Task-based Exposure Matrix Toward Evaluating and Identifying Occupational Exposure to Engineered Carbonaceous NanomaterialsEPA Grant Number: FP916952
Title: Task-based Exposure Matrix Toward Evaluating and Identifying Occupational Exposure to Engineered Carbonaceous Nanomaterials
Investigators: Mayweather, Candis
Institution: Emory University
EPA Project Officer: Michaud, Jayne
Project Period: August 1, 2008 through May 1, 2009
RFA: STAR Graduate Fellowships (2008) RFA Text | Recipients Lists
Research Category: Academic Fellowships
Our current understanding of the ultimate health effects of engineered carbon nanomaterials is limited because exposure assessment, pharmacokinetic, epidemiological, and toxicological studies of these nanomaterials are in the nascent stages of analysis or have not yet been performed. Recent toxicological studies of single wall carbon nanotubes have indicated that long, fibrous nanotubes may exhibit abestiform behavior and cause adverse pulmonary outcomes. However, the estimated exposure to carboneous nanomaterials in the workplace is relatively unknown, which complicates assessing risk in the workplace. Using data from the National Institute for Occupational Safety and Health (NIOSH) Nanotechnology Field Team Studies, this project will focus on occupational exposure analysis in industries and research labs involving carbon nanotubes and carbon nanofibers.

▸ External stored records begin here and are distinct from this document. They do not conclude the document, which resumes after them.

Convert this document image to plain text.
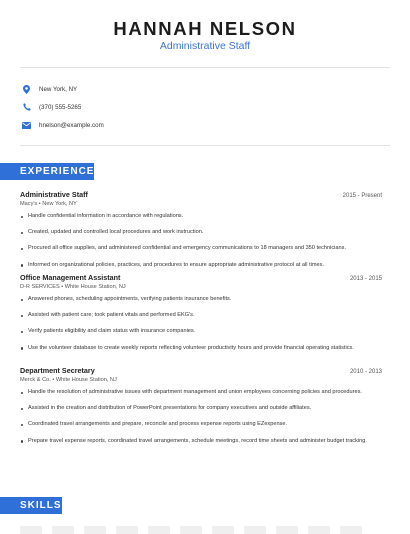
HANNAH NELSON
Administrative Staff
New York, NY
(370) 555-5265
hnelson@example.com
EXPERIENCE
Administrative Staff	2015 - Present
Macy's • New York, NY
Handle confidential information in accordance with regulations.
Created, updated and controlled local procedures and work instruction.
Procured all office supplies, and administered confidential and emergency communications to 18 managers and 350 technicians.
Informed on organizational policies, practices, and procedures to ensure appropriate administrative protocol at all times.
Office Management Assistant	2013 - 2015
D-R SERVICES • White House Station, NJ
Answered phones, scheduling appointments, verifying patients insurance benefits.
Assisted with patient care; took patient vitals and performed EKG's.
Verify patients eligibility and claim status with insurance companies.
Use the volunteer database to create weekly reports reflecting volunteer productivity hours and provide financial operating statistics.
Department Secretary	2010 - 2013
Merck & Co. • White House Station, NJ
Handle the resolution of administrative issues with department management and union employees concerning policies and procedures.
Assisted in the creation and distribution of PowerPoint presentations for company executives and outside affiliates.
Coordinated travel arrangements and prepare, reconcile and process expense reports using EZexpense.
Prepare travel expense reports, coordinated travel arrangements, schedule meetings, record time sheets and administer budget tracking.
SKILLS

The objective of this study is to analyze carbonaceous nanomaterial exposure scenarios, to identify knowledge gaps in carbon nanomaterial exposure assessment, and to predict and rank task-specific exposure estimates. The information gathered will be important for nanotechnology risk assessment and animal-human lung dosimetry models.
The research will involve identifying and defining the processes of carbon nanotube and nanofiber synthesis, characterization, purification, and manipulation in order to create a specific occupational task exposure matrix. Micro environmental modeling and sensitivity analysis will be used to make statistical exposure estimates based on carbonaceous nanoparticle emissions data.
It is expected that the findings from this study will contribute to human exposure estimation during the product lifecycle analysis of carbon nanotubes and nanofibers. In addition, the task exposure matrix will provide important background information for the design of future occupational epidemiology, risk assessment, and environmental exposure studies of nanoparticles.